Po co?!
Po co ci jeszcze jestem?!
Po co bawisz się ze mną?!
Po co mam czekać na ciebie każdej nocy?!
Po co to dalej ciągniemy wiedząc, że zatruwamy swoją obecnością życie?!
Nie mam dzisiaj siły na odpowiadanie za ciebie. W szczególności po twoim dzisiejszym zachowaniu. Wiem,że nie powinienem zadawać innych pytań, ale cisną mi się one na usta od tak dawna, że mam ochotę wykrzyczeć ci je w twarz.
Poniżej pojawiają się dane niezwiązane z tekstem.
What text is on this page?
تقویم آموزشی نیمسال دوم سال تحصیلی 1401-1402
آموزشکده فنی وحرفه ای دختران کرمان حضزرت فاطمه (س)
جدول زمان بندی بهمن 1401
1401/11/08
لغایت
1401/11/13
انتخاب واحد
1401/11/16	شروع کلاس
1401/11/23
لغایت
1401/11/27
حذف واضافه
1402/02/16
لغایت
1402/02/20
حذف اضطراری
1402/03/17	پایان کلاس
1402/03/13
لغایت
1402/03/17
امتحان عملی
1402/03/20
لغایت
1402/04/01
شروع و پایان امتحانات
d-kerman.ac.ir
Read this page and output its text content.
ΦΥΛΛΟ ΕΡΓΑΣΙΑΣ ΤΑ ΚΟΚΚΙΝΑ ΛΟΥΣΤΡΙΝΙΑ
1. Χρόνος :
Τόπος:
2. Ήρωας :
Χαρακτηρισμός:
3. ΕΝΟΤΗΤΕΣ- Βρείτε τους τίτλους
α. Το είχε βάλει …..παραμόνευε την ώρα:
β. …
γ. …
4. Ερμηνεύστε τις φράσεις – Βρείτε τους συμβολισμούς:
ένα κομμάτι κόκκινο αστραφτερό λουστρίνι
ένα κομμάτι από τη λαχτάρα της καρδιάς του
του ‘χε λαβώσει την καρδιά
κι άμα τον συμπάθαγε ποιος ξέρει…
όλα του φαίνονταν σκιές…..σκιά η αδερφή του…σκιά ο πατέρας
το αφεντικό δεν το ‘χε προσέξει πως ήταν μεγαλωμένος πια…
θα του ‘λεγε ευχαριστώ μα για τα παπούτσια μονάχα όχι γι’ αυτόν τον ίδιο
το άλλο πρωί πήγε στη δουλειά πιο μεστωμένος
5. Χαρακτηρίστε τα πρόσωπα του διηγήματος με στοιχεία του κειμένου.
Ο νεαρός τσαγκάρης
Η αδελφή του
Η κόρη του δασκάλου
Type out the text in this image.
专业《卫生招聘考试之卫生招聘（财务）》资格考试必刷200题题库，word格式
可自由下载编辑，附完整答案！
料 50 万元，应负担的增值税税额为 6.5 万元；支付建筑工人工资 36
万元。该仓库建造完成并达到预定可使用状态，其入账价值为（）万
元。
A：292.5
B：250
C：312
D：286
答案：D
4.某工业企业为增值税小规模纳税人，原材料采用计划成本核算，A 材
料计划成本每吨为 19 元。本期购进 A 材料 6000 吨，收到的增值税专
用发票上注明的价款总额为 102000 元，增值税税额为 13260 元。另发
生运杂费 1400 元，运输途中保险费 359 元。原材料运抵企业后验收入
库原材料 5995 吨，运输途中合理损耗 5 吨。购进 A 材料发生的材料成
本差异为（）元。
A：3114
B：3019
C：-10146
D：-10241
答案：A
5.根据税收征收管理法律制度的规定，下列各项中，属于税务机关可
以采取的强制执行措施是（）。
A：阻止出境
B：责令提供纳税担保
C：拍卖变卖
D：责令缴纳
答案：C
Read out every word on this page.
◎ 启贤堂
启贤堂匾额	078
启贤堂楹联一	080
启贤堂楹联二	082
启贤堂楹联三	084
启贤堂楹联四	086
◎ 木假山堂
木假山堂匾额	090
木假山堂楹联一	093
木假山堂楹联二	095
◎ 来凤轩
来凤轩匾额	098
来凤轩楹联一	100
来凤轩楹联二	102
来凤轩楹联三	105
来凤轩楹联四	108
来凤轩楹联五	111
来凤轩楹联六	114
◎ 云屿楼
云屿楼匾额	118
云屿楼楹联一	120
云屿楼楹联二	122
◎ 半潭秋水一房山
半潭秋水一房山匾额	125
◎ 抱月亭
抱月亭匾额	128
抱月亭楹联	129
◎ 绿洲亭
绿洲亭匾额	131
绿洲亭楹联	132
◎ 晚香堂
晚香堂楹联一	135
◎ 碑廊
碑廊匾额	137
Ale ciebie jak zawsze kurwa nie ma! Powiedz mi w twarz, że on jest lepszy ode mnie! Powiedz cokolwiek!
Ale nie powiesz. Bo znowu przyjdziesz jak gdyby nigdy nic i powoli całując moje policzki mokre od łez wylądujemy w łóżku, aby później zapomnieć o tym. Ty zapomnisz, ale ja nigdy. Bo w przeciwieństwie do ciebie ja nie kłamię i serce codziennie bije dla ciebie. Przy każdym puknięciu o żebra krzyczy "Kocham Bakugo Katsukiego!". Ale i tak tego nie usłyszysz. Bo wolisz całować w tym czasie innego.
Śmieszne prawda? Moje uczucia względem ciebie mam napisane na kartkach. Ty wolisz cieleśnie pokazywać mi, że jeszcze cię interesuje. Choć w ten najbardziej prymitywny sposób. Nie wiem co mam o tobie myśleć. Jesteś zagadką. Raz przychodzisz pewny siebie, zaczynasz szybko i agresywnie. Kiedy indziej przychodzisz, patrzysz mi w oczy i szepcząc słodkie kłamstewka z czułością pieścisz moje ciało wraz z duszą. Ale to już nie wystarcza. Kłamstwa straciły już swoją moc.
Chaos uczuć, bo nie wiemy co już od siebie oczekujemy. Bo "Po co?" mówić coś więcej.